Why Date Night Matters
A few weeks ago, my boyfriend and I went to an Argentinian cooking class in Culver City (HipCooks, if you’re in the market for a fun afternoon and a delish meal. Highly recommend!).
– – The menu (if you were wondering), was 2 different kinds of empanadas, thick cuts of steak with chimichurri, zucchini ribbons stuffed with ricotta and lemon, dulce de leche, and sangria – –
When we got there, the lady in charge had everyone–couples, BFFs, and strangers alike–gather in the kitchen and go around in a circle introducing ourselves and explaining how we came to hear about the class.
My boyfriend was up to bat first, all eyes affixed on him.
After introducing himself to the room, he casually explained to inquisitive eyes that he “hadn’t heard about the class until approximately 15 minutes ago. We’re on a date night. It was a total surprise to me. My girlfriend brought me here.”
To my surprise, the room dissolved into side conversation and questions immediately. People were genuinely shocked that we were A. on a planned date night, and more importantly that B. he had no idea up until the moment he was standing in the kitchen, apron and all, what the plan was. This blew our minds. We didn’t think that the concept of date night was revolutionary at all, especially not ours, but there we were, fielding questions left and right for the better half of the night. An older married couple approached us while we were eating our freshly grilled steak and chimichurri to ask us how long we’d been doing this for, what the rules were, and how we got it started. A shy, but sweet woman approached us–individually (so as not to ruin our “surprises”)–while we were chopping herbs to ask us what we’ve done on past nights and what things we both had up our sleeves for the next couple of months. She feverishly scribbled down all of our ideas as we spoke, explaining that she just started dating this guy and wanted to surprise him, too. Other couples chimed in their preferences for twilight concerts, movie nights in the park, or picnics when they found the time for a date in their busy lives.
I’m still really shocked that my little surprise became such a centerpiece at this cooking class. We only just recently incorporated date night into our lives after moving in together, as a simple (but potentially powerful) means of keeping things fun, spontaneous, and exciting. The rules of our date night are simple:
- Each person will take on the responsibility of date night every other month (to alleviate the stress of planning and the potential cost involved. And, ya know, because it's nice to not have it be your responsibility all the time)
- The date has to be something that we don’t already do together in our everyday lives (to make it special)

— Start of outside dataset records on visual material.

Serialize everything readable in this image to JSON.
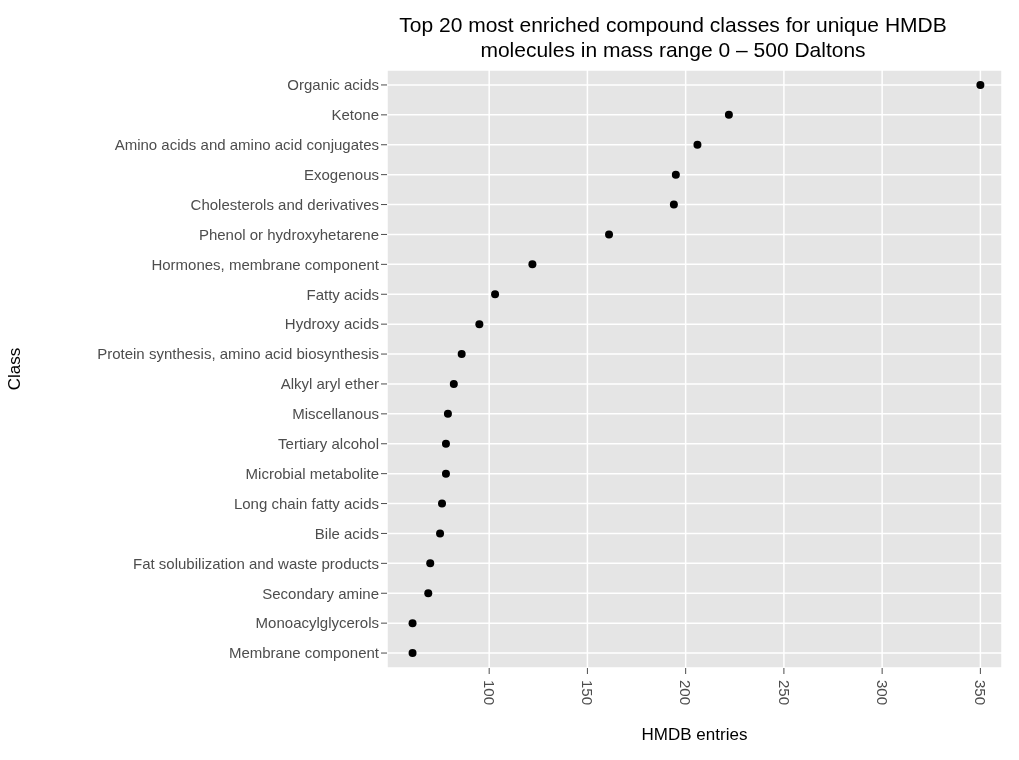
{
  "chart_data": {
    "type": "scatter",
    "title": "Top 20 most enriched compound classes for unique HMDB molecules in mass range 0 – 500 Daltons",
    "xlabel": "HMDB entries",
    "ylabel": "Class",
    "orientation": "horizontal",
    "categories": [
      "Organic acids",
      "Ketone",
      "Amino acids and amino acid conjugates",
      "Exogenous",
      "Cholesterols and derivatives",
      "Phenol or hydroxyhetarene",
      "Hormones, membrane component",
      "Fatty acids",
      "Hydroxy acids",
      "Protein synthesis, amino acid biosynthesis",
      "Alkyl aryl ether",
      "Miscellanous",
      "Tertiary alcohol",
      "Microbial metabolite",
      "Long chain fatty acids",
      "Bile acids",
      "Fat solubilization and waste products",
      "Secondary amine",
      "Monoacylglycerols",
      "Membrane component"
    ],
    "values": [
      350,
      222,
      206,
      195,
      194,
      161,
      122,
      103,
      95,
      86,
      82,
      79,
      78,
      78,
      76,
      75,
      70,
      69,
      61,
      61
    ],
    "color": "#000000",
    "marker": "circle",
    "xlim": [
      48,
      361
    ],
    "xticks": [
      100,
      150,
      200,
      250,
      300,
      350
    ],
    "grid": true
  }
}
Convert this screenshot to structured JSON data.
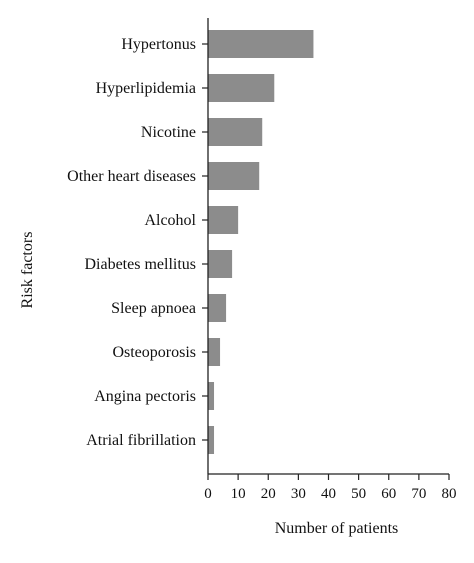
{
  "chart_data": {
    "type": "bar",
    "orientation": "horizontal",
    "title": "",
    "xlabel": "Number of patients",
    "ylabel": "Risk factors",
    "categories": [
      "Hypertonus",
      "Hyperlipidemia",
      "Nicotine",
      "Other heart diseases",
      "Alcohol",
      "Diabetes mellitus",
      "Sleep apnoea",
      "Osteoporosis",
      "Angina pectoris",
      "Atrial fibrillation"
    ],
    "values": [
      35,
      22,
      18,
      17,
      10,
      8,
      6,
      4,
      2,
      2
    ],
    "xlim": [
      0,
      80
    ],
    "xticks": [
      "0",
      "10",
      "20",
      "30",
      "40",
      "50",
      "60",
      "70",
      "80"
    ],
    "bar_color": "#8c8c8c",
    "axis_color": "#222222",
    "grid": false,
    "legend": "none"
  }
}
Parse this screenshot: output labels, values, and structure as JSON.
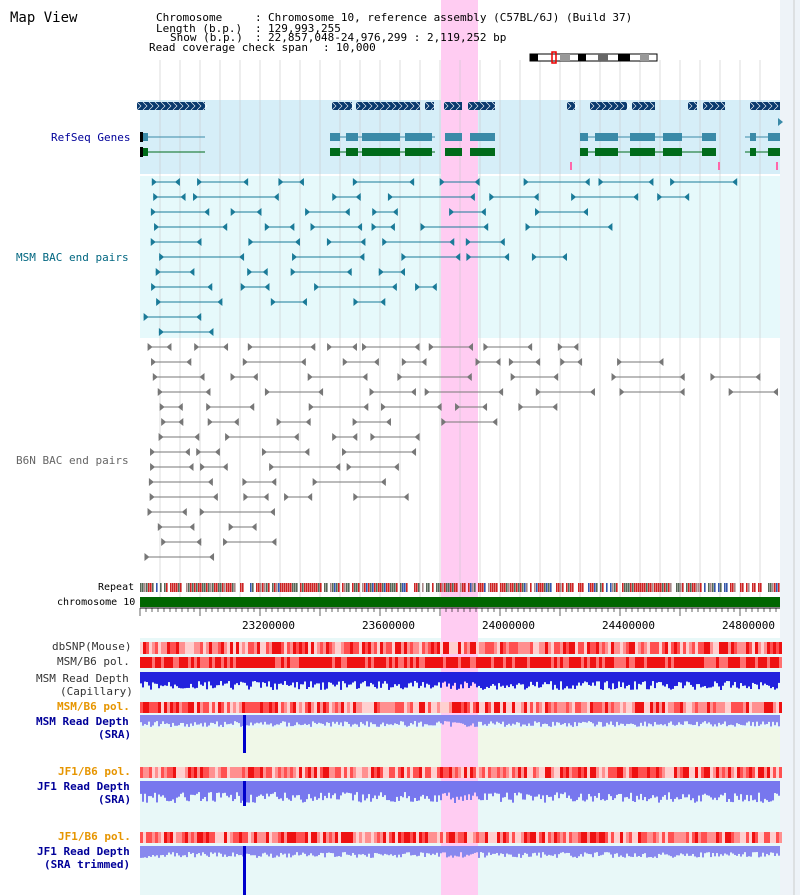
{
  "title": "Map View",
  "info": {
    "chromosome_key": "Chromosome",
    "chromosome_value": "Chromosome 10, reference assembly (C57BL/6J) (Build 37)",
    "length_key": "Length (b.p.)",
    "length_value": "129,993,255",
    "show_key": "Show (b.p.)",
    "show_value": "22,857,048-24,976,299 : 2,119,252 bp",
    "coverage_key": "Read coverage check span",
    "coverage_value": "10,000"
  },
  "tracks": {
    "refseq": "RefSeq Genes",
    "msm_bac": "MSM BAC end pairs",
    "b6n_bac": "B6N BAC end pairs",
    "repeat": "Repeat",
    "chromosome": "chromosome 10",
    "dbsnp": "dbSNP(Mouse)",
    "msm_b6_pol_1": "MSM/B6 pol.",
    "msm_read_depth_cap_1": "MSM Read Depth",
    "msm_read_depth_cap_2": "(Capillary)",
    "msm_b6_pol_2": "MSM/B6 pol.",
    "msm_read_depth_sra_1": "MSM Read Depth",
    "msm_read_depth_sra_2": "(SRA)",
    "jf1_b6_pol_1": "JF1/B6 pol.",
    "jf1_read_depth_sra_1": "JF1 Read Depth",
    "jf1_read_depth_sra_2": "(SRA)",
    "jf1_b6_pol_2": "JF1/B6 pol.",
    "jf1_read_depth_trim_1": "JF1 Read Depth",
    "jf1_read_depth_trim_2": "(SRA trimmed)"
  },
  "axis": {
    "ticks": [
      "23200000",
      "23600000",
      "24000000",
      "24400000",
      "24800000"
    ]
  },
  "colors": {
    "refseq_label": "#000099",
    "msm_label": "#006680",
    "b6n_label": "#666666",
    "pol_orange": "#e69500",
    "depth_blue": "#000099",
    "highlight": "#ffccf2",
    "chromosome_green": "#006600"
  }
}
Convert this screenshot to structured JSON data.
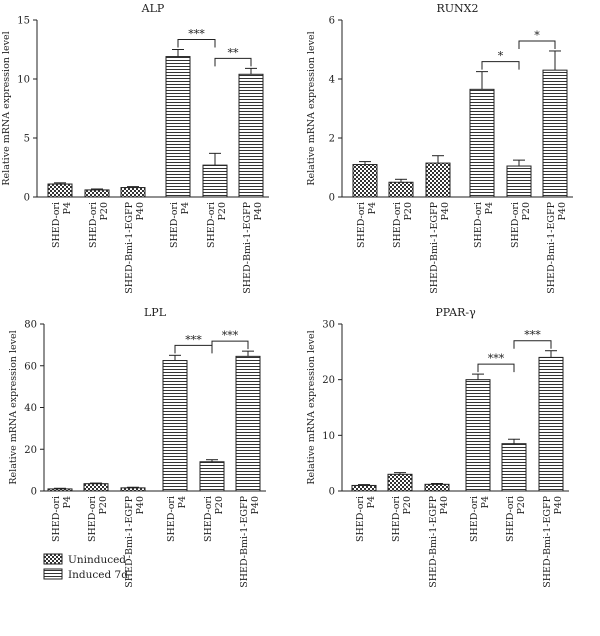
{
  "chart_data": [
    {
      "type": "bar",
      "title": "ALP",
      "ylabel": "Relative mRNA expression level",
      "ylim": [
        0,
        15
      ],
      "yticks": [
        0,
        5,
        10,
        15
      ],
      "categories": [
        [
          "SHED-ori",
          "P4"
        ],
        [
          "SHED-ori",
          "P20"
        ],
        [
          "SHED-Bmi-1-EGFP",
          "P40"
        ],
        [
          "SHED-ori",
          "P4"
        ],
        [
          "SHED-ori",
          "P20"
        ],
        [
          "SHED-Bmi-1-EGFP",
          "P40"
        ]
      ],
      "groups": [
        "uninduced",
        "uninduced",
        "uninduced",
        "induced",
        "induced",
        "induced"
      ],
      "values": [
        1.1,
        0.6,
        0.8,
        11.9,
        2.7,
        10.4
      ],
      "errors": [
        0.1,
        0.08,
        0.08,
        0.6,
        1.0,
        0.5
      ],
      "significance": [
        {
          "from": 3,
          "to": 4,
          "label": "***"
        },
        {
          "from": 4,
          "to": 5,
          "label": "**"
        }
      ]
    },
    {
      "type": "bar",
      "title": "RUNX2",
      "ylabel": "Relative mRNA expression level",
      "ylim": [
        0,
        6
      ],
      "yticks": [
        0,
        2,
        4,
        6
      ],
      "categories": [
        [
          "SHED-ori",
          "P4"
        ],
        [
          "SHED-ori",
          "P20"
        ],
        [
          "SHED-Bmi-1-EGFP",
          "P40"
        ],
        [
          "SHED-ori",
          "P4"
        ],
        [
          "SHED-ori",
          "P20"
        ],
        [
          "SHED-Bmi-1-EGFP",
          "P40"
        ]
      ],
      "groups": [
        "uninduced",
        "uninduced",
        "uninduced",
        "induced",
        "induced",
        "induced"
      ],
      "values": [
        1.1,
        0.5,
        1.15,
        3.65,
        1.05,
        4.3
      ],
      "errors": [
        0.1,
        0.1,
        0.25,
        0.6,
        0.2,
        0.65
      ],
      "significance": [
        {
          "from": 3,
          "to": 4,
          "label": "*"
        },
        {
          "from": 4,
          "to": 5,
          "label": "*"
        }
      ]
    },
    {
      "type": "bar",
      "title": "LPL",
      "ylabel": "Relative mRNA expression level",
      "ylim": [
        0,
        80
      ],
      "yticks": [
        0,
        20,
        40,
        60,
        80
      ],
      "categories": [
        [
          "SHED-ori",
          "P4"
        ],
        [
          "SHED-ori",
          "P20"
        ],
        [
          "SHED-Bmi-1-EGFP",
          "P40"
        ],
        [
          "SHED-ori",
          "P4"
        ],
        [
          "SHED-ori",
          "P20"
        ],
        [
          "SHED-Bmi-1-EGFP",
          "P40"
        ]
      ],
      "groups": [
        "uninduced",
        "uninduced",
        "uninduced",
        "induced",
        "induced",
        "induced"
      ],
      "values": [
        1.0,
        3.5,
        1.5,
        62.5,
        14.0,
        64.5
      ],
      "errors": [
        0.3,
        0.3,
        0.3,
        2.5,
        1.0,
        2.5
      ],
      "significance": [
        {
          "from": 3,
          "to": 4,
          "label": "***"
        },
        {
          "from": 4,
          "to": 5,
          "label": "***"
        }
      ]
    },
    {
      "type": "bar",
      "title": "PPAR-γ",
      "ylabel": "Relative mRNA expression level",
      "ylim": [
        0,
        30
      ],
      "yticks": [
        0,
        10,
        20,
        30
      ],
      "categories": [
        [
          "SHED-ori",
          "P4"
        ],
        [
          "SHED-ori",
          "P20"
        ],
        [
          "SHED-Bmi-1-EGFP",
          "P40"
        ],
        [
          "SHED-ori",
          "P4"
        ],
        [
          "SHED-ori",
          "P20"
        ],
        [
          "SHED-Bmi-1-EGFP",
          "P40"
        ]
      ],
      "groups": [
        "uninduced",
        "uninduced",
        "uninduced",
        "induced",
        "induced",
        "induced"
      ],
      "values": [
        1.0,
        3.0,
        1.2,
        20.0,
        8.5,
        24.0
      ],
      "errors": [
        0.15,
        0.3,
        0.15,
        1.0,
        0.8,
        1.2
      ],
      "significance": [
        {
          "from": 3,
          "to": 4,
          "label": "***"
        },
        {
          "from": 4,
          "to": 5,
          "label": "***"
        }
      ]
    }
  ],
  "legend": {
    "placement": "bottom-left",
    "items": [
      {
        "label": "Uninduced",
        "pattern": "checker"
      },
      {
        "label": "Induced 7d",
        "pattern": "stripes"
      }
    ]
  }
}
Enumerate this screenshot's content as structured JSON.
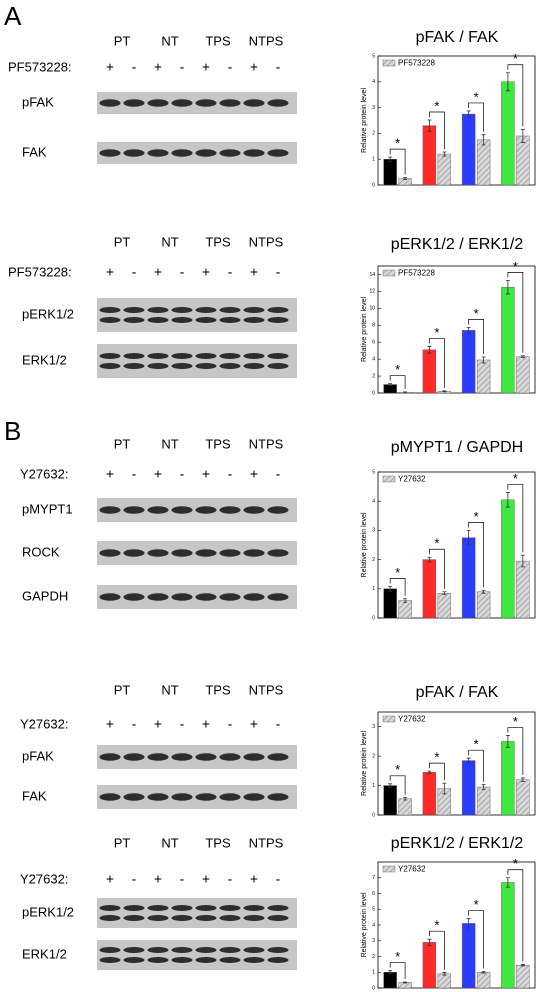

- There is no minimum or maximum expense (A picnic of Trader Joe’s sandwiches and grapes is as fair-game as a sunset cruise and fancy wine), as long as it follows rule #2
- It has to be a surprise until the day of!
For us, this was a natural discussion when we were talking about what our lives would look like once we lived together. We knew we didn’t want to get sick of each other, and we knew that it’d take extra work on both of our parts to make sure that that never happened. Date night was one of the solutions born out of this discussion, and up until recently, I assumed that it was something that the majority of couples out there were already doing. The fact that my little cooking class was met with such surprise and awe honestly makes me a little sad. Everybody should make this a habit. Everybody deserves to plan something special for someone else, and in return have something special planned for them! Not for any particular reason, but for the sole fact that being in a relationship is a full-time job. It’s not something that you can work for until you have it and then take it for granted, like a new pair of shoes or the latest iPhone. Yeah, date night can sound kind of lame to some people. I get that. But the beauty of doing it is that it manifests differently for everybody. We like listening to music, trying new food, traveling, and trying new, random activities. For you, it could be training for a half marathon, going to the dog park on a random Sunday, or hitting the beach.
The point is, it doesn’t have to be big, or grandiose, or expensive, or well-planned. It just has to be about you, and the other person, carving out some time to spend together that doesn’t involve your routine, your work, or anything else that comprises your everyday lives. And no, I am not saying that our relationship is perfect and I am not trying to couplesplain. But I do think that everyone deserves to feel the same spark you got the first time you exchanged eye contact. I think that everyone deserves to feel loved and to want to give love in return. I’ve had my fair share of relationships that didn’t allow me to feel like I was loved, or cared for, or needed. And for a while, I thought that was normal. I’m re-learning that it doesn’t have to be that way. And I hope that can be the case for everybody else, too.
I’m excited by the idea of looking forward to planning something every other month. I already have a couple ideas up my sleeve for my next few turns…. :) If you are in a relationship, what are some things that you do to keep things fun and spontaneous? Do you have your own version of date night? If so, what are the rules in your book? I’d love to hear them!